What is there in the social sciences that you would want access to, even if you did not share their values? I think we may live to see a day when there is something, but I'm not sure that right now there is (yet).

You don't like cost-benefit analysis? Or city planning?

I suspect some topics which you might think are just "common sense" come from intensive research.

I could believe that intensive research can be useful, but from the cases I have seen of cost-benefit analysis or city planning actually being used, no I don't like those. Cost-benefit analysis (as actually used by business) seems to leave out any strategic advantage that cannot be quantified, and city planning (as actually practiced by cities) seems to be responsible for a lot of what went wrong in the last half of the 20th century in America's cities.

Of course, it could well be that the tools of social scientists were being mishandled by amatuers; I could pretty easily believe that. But as examples, those two both look to me to be net negatives.

> leave out any strategic advantage that cannot be quantified

Everything can be quantified, no matter how intangible. Perhaps you're not familiar with the research.

> city planning (as actually practiced by cities)

On the whole, city governments ignore city planning researchers.

What's your academic background? If you've never studied social sciences, you may not be aware of what the scientists are saying.

I've thought of one social technology I'd really like: a Pigovian tax to reduce pollution, especially greenhouse gasses.
Since the data industry is using repeated real-life experiments on humans, can't we say that the data industry IS social science (or part of it)?
I'd go further to say that the data science community is doing social science better than the SocSci community in this regard.
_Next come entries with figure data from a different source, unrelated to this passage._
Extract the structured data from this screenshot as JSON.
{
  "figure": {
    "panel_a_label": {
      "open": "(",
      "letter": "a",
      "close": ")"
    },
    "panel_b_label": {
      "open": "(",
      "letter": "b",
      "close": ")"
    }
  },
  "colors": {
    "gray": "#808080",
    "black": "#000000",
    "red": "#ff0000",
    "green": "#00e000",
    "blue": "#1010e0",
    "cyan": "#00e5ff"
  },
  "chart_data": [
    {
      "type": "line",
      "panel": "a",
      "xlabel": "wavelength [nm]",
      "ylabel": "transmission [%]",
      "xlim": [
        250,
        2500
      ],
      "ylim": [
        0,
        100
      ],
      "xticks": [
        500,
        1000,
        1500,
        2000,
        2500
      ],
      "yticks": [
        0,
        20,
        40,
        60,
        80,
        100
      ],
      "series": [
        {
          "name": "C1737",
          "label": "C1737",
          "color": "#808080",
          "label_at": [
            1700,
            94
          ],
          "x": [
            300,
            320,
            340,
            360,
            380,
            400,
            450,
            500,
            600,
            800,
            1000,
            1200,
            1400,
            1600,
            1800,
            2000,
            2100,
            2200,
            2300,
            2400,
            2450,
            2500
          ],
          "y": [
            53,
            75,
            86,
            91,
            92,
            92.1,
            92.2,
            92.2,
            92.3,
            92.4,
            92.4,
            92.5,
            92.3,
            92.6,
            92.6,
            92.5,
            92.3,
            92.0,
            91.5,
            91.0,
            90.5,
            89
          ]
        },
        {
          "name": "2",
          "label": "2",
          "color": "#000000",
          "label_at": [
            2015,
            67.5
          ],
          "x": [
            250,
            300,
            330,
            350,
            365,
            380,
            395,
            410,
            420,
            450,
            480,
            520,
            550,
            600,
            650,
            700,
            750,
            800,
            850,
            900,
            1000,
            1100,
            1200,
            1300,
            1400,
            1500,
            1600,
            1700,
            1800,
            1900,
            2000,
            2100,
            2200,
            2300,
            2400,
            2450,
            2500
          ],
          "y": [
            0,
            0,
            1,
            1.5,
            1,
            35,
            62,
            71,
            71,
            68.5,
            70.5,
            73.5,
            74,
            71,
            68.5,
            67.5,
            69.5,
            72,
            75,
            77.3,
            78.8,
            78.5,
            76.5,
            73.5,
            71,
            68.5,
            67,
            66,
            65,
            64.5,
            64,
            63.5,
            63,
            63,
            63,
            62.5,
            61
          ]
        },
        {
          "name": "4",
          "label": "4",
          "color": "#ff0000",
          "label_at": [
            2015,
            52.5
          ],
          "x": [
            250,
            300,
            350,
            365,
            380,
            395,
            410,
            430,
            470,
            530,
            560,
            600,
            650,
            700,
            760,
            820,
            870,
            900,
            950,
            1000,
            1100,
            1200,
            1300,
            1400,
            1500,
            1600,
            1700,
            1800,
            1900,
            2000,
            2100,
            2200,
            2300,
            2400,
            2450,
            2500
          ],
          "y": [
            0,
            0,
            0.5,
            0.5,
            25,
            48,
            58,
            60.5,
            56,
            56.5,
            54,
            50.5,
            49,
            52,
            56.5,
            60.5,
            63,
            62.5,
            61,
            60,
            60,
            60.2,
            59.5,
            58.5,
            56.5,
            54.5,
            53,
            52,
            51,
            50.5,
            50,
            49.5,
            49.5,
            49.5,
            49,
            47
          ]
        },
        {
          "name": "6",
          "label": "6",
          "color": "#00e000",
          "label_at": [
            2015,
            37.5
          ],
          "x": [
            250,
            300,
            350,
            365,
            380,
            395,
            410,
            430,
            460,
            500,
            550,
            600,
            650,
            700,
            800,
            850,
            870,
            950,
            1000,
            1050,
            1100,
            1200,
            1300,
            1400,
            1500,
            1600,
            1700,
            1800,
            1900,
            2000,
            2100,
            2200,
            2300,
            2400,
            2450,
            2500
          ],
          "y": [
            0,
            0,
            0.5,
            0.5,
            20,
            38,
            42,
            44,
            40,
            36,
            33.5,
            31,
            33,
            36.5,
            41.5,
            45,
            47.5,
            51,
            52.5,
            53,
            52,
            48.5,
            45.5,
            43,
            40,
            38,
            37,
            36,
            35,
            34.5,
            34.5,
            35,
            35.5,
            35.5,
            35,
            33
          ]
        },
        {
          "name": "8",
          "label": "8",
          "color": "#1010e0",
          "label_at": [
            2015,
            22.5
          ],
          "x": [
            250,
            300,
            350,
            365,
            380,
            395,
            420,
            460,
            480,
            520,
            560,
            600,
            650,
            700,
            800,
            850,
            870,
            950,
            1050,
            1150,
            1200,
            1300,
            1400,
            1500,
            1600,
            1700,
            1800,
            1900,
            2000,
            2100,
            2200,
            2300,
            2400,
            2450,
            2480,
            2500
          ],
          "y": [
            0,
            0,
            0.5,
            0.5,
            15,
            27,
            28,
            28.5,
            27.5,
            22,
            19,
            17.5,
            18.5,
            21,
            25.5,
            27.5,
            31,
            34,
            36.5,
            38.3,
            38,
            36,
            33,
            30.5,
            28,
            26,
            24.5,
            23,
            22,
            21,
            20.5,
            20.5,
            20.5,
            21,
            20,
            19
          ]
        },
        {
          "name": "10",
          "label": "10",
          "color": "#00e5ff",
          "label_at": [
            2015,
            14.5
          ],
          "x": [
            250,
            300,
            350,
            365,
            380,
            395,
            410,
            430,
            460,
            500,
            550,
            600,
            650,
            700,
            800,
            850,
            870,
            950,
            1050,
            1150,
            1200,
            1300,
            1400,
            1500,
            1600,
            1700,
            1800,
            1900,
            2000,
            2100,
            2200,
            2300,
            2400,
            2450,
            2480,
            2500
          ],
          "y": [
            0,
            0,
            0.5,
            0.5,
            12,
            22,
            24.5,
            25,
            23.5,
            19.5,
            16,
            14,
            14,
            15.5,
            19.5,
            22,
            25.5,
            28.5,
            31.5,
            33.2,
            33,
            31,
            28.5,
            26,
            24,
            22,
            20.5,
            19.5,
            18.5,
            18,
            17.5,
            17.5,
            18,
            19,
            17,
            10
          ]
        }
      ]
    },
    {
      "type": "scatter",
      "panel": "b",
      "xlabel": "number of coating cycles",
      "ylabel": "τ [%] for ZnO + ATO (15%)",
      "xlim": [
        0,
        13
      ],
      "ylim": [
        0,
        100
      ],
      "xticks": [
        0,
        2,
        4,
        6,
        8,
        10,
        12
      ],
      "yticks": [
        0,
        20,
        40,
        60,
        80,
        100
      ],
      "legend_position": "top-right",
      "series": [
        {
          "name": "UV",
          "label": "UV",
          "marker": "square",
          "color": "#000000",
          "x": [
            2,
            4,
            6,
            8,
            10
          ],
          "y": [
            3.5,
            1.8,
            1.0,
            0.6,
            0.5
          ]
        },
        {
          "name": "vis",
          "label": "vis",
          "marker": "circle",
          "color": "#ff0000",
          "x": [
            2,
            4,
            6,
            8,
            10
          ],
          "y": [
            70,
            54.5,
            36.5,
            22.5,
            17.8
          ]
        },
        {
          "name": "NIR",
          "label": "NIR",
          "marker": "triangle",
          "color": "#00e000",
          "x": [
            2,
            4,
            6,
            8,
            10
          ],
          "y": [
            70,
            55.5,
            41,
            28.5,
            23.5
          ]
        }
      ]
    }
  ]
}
The problem here is that because data science is industrially driven, there is no separation between measurement and influence. So, whereas academic sciences try not to influence behavior, but rather understand it, data science is trying to influence user behavior with understanding and ethics as an afterthought.

What does data science has to offer to society? Currently not much either. #sarcasm
I think the author forgets that there are quantitative as well as qualitative social sciences. An anthropologist like the author might think that ethnography doesn't have much to offer (though that seems dubious to me too, I'm no expert). But what about econometrics, item response theory work from psych, field experiments and "natural experiments" work from political science, network analysis work from sociology. Social science methodologists have contributed to a lot of the same things industry data scientists work on.
The field of Economics, especially behavioral economics, is probably trying the hardest to develop means of measurement for social phenomena.

At the end of the day though if you want to do data, then you have to have something which you can measure. So far social sciences have not been able to agree on a consistent observable metric for comparison.

Until we can figure out something measurable from first principals then social phenomena will be measured by proxy. Observational data about how people act is the closest we can come today to trying to determine why people act.